If you model that “Fed rate cut” is 80% likely given a recession, and only 20% otherwise:

P(FedCut) = 0.8 * P(Recession) + 0.2 * (1 - P(Recession))

If Polymarket says recession = 30% and FedCut = 50%, then:

expected = 0.8*0.3 + 0.2*0.7
expected

0.38

The market overprices rate cuts - a shorting signal.

Such conditional logic can be encoded in Python:

def conditional_prob(p_recession, p_cut_given_rec, p_cut_given_no_rec):
    return p_cut_given_rec * p_recession + p_cut_given_no_rec * (1 - p_recession)

p_market = 0.50
p_model = conditional_prob(0.3, 0.8, 0.2)

if p_market > p_model:
    print("Fed cut overpriced, consider shorting.")

4. Bet Sizing with the Kelly Criterion

Finding edges is one thing; sizing them is another.

The Kelly fraction tells you what percentage of your bankroll to risk:

f∗=1−qp−q

p = your estimated probability

q = market probability (price)

Example:

p, q = 0.5, 0.4
f = (p - q) / (1 - q)
print(f"Optimal fraction to bet: {f*100:.1f}%")

Optimal fraction to bet: 16.7%

This maximizes long-term growth - but beware of correlation between bets.

Many traders use “half-Kelly” to stay conservative.

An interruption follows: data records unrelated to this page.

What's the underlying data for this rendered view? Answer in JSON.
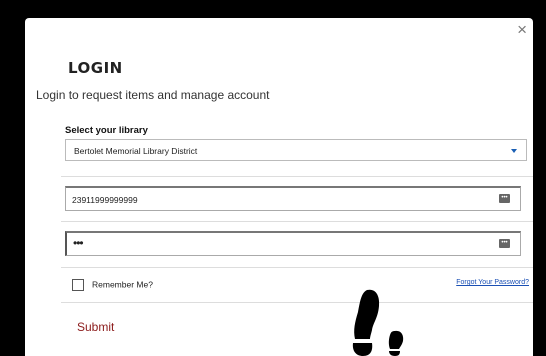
{
  "dialog": {
    "close_symbol": "×",
    "title": "LOGIN",
    "subtitle": "Login to request items and manage account"
  },
  "library": {
    "label": "Select your library",
    "selected": "Bertolet Memorial Library District"
  },
  "card_field": {
    "value": "23911999999999",
    "icon": "key-icon"
  },
  "password_field": {
    "value": "•••",
    "icon": "key-icon"
  },
  "remember": {
    "label": "Remember Me?",
    "checked": false
  },
  "forgot_link": "Forgot Your Password?",
  "submit_label": "Submit",
  "colors": {
    "submit": "#8b1a1a",
    "link": "#1a4fb4",
    "caret": "#1a5fb4"
  }
}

5. Automation: Turning Theory Into Code

Manual trading can’t keep up.

Bots use Polymarket’s API or WebSocket streams to read prices and act instantly.

Core loop:

from time import sleep

def monitor_and_trade(api):
    while True:
        markets = api.get_markets()
        for m in markets:
            total = sum(o['price'] for o in m['outcomes'])
            if total < 0.99:
                api.buy_all(m['id'])
            elif total > 1.01:
                api.short_all(m['id'])
        sleep(1)  # rate limit

Advanced bots also:

Track related markets (like primaries → presidency)
Watch news APIs and auto-update probabilities
Execute via signed wallet transactions within milliseconds

Traders often deploy these bots on low-latency servers and connect to blockchain mempools to anticipate big trades - similar to MEV bots in DeFi.

6. The Game Theory Behind It All

Polymarket arbitrage is a speed game.

The first bot to detect and execute gets the profit.

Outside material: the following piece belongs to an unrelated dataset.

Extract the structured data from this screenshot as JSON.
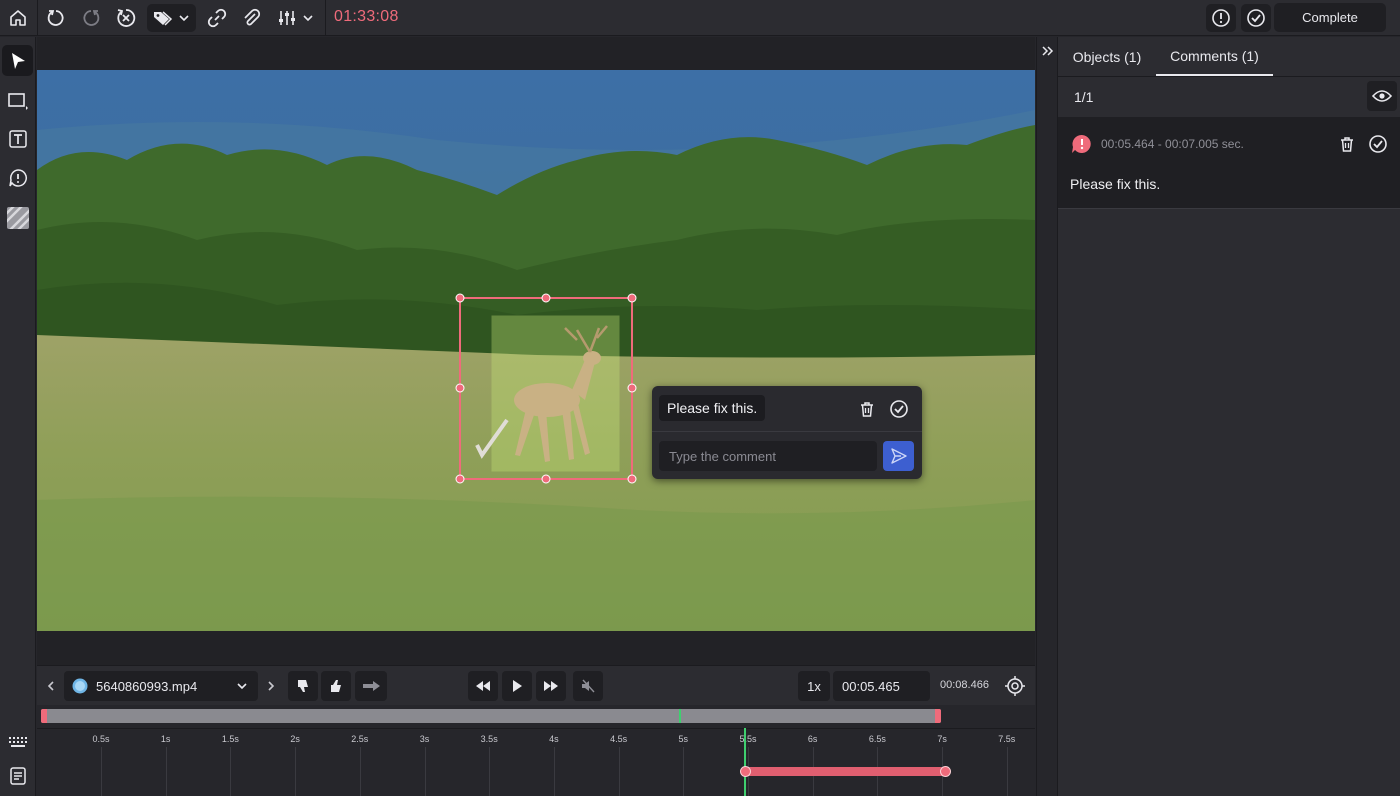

Everyone else just restores equilibrium.

That competition makes Polymarket gradually more efficient - yet small inefficiencies persist, especially in illiquid or slow-updating markets.

It’s a live example of markets acting as self-correcting probabilistic machines.

7. Key Takeaways

Mispricings are measurable and automatable.
Bayesian logic lets you model interdependent events.
Kelly sizing optimizes growth from repeated small edges.
Automation is non-negotiable if you want to compete.

In Short

Polymarket arbitrage is not inherently gambling - it’s quantitative engineering.

You’re building a pipeline that senses inconsistencies, calculates probability logic, and executes trades faster than human reaction time.

Prediction markets are the perfect playground for developers who think in math, data, and code - and who enjoy turning theory into guaranteed profit.